Há aqui também um elemento cultural de importância que está na mão dos que contratam advogados: a própria definição do que seja sucesso na advocacia. Existe quase um folclore profissional em torno da picardia de um certo de tipo de advogado, que dá saltos argumentativos e graciosos para se safar de apertos ou contradições. Seu primo é o advogado que tudo resolve, que em tudo dá jeito. Sua forma agravada é o advogado “íntimo”, aquele que, pelo simples fato de ser amigo, parente ou ex-algo, tudo resolve, como num passe de mágica, apenas por seu prestígio.

Advocacia é construção técnica e moral

Porém, como todos os advogados aprendem muito cedo e com muito suor, não há milagres na advocacia. A advocacia é construção técnica e moral. Ela é fruto de trabalho duro e técnico por anos, não raro desenvolvida de modo solitário em noites em claro. A percepção de milagreiros que resolvem ex machina ou na base de “contatos” é falsa, não faz justiça aos advogados e quando ocorre normalmente leva a riscos consideráveis para quem contrata. Sequer é advocacia. A promessa de milagres é um sinal de alerta em manuais de compliance. Tanto mais se estiver associada a outras “red flags”.
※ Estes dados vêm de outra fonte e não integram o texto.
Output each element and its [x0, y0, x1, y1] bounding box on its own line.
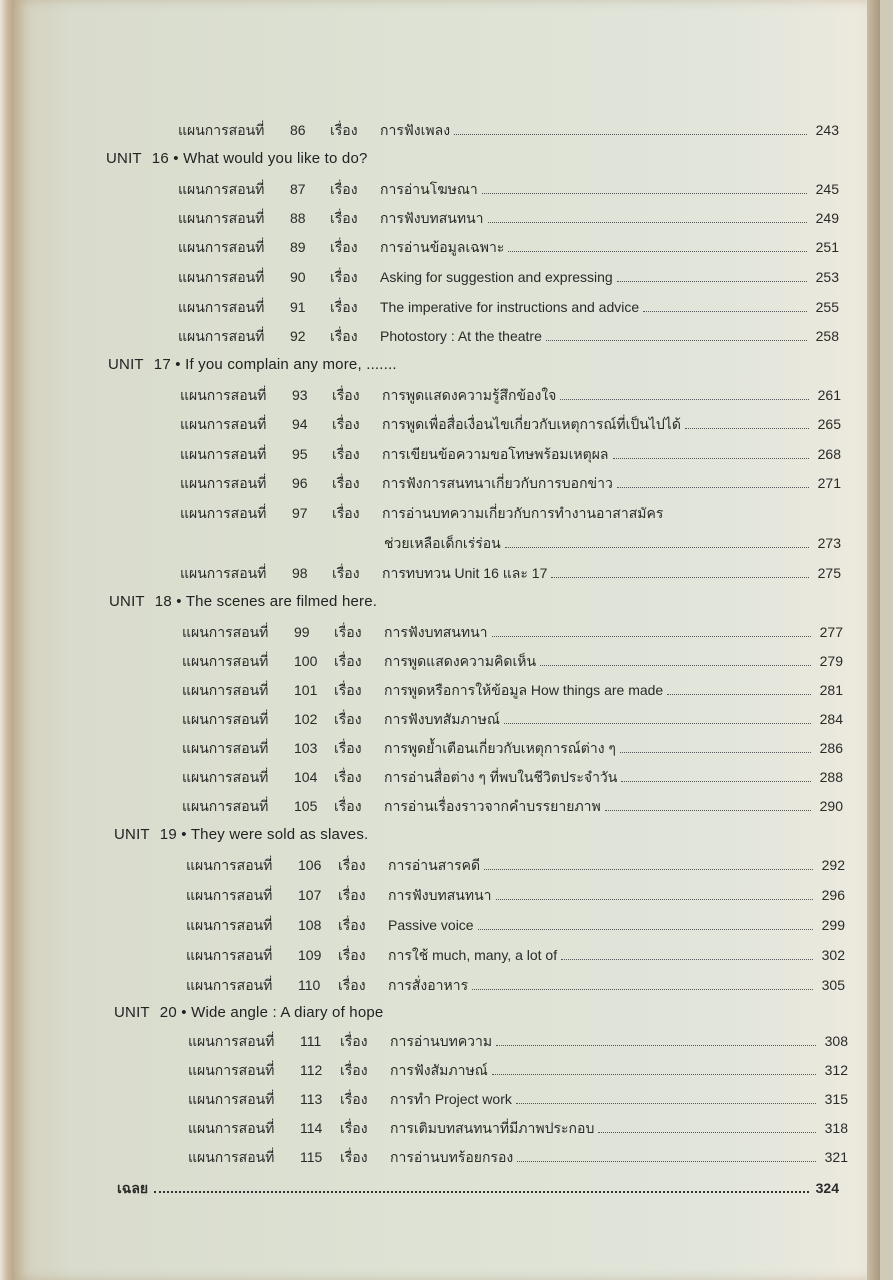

Os departamentos jurídicos internos e os profissionais de compliance têm uma função primordial na manutenção da advocacia dentro dos mais altos padrões éticos. Se, como diz o adágio, “o advogado é o primeiro juiz da causa”, os departamentos jurídico e de compliance são o primeiro tribunal de ética. São a primeira linha de defesa da ética profissional. E têm amplo ferramental para exercer essa função com qualidade técnica e imparcialidade.

Compliance é a aplicação de normas mas também é uma atividade gerencial, de organização de processos para consecução de um determinado fim. Sua função primeira é prevenir. Essa atividade será mais bem desenvolvida com protocolos e regras claras, efetivas e eficientes. A seriedade do momento certamente recomenda a defesa das prerrogativas da profissão, mas impõe, igualmente, enfrentar o desafio de atualizar e reforçar os padrões de atuação profissional. A Ordem dos Advogados do Brasil tem mais de um papel fundamental a desempenhar.

(*) Bacharel e doutor em Direito pela USP, professor visitante da International Anti-Corruption Academy em Viena e sócio de Marchini, Botelho e Caselta Advogados.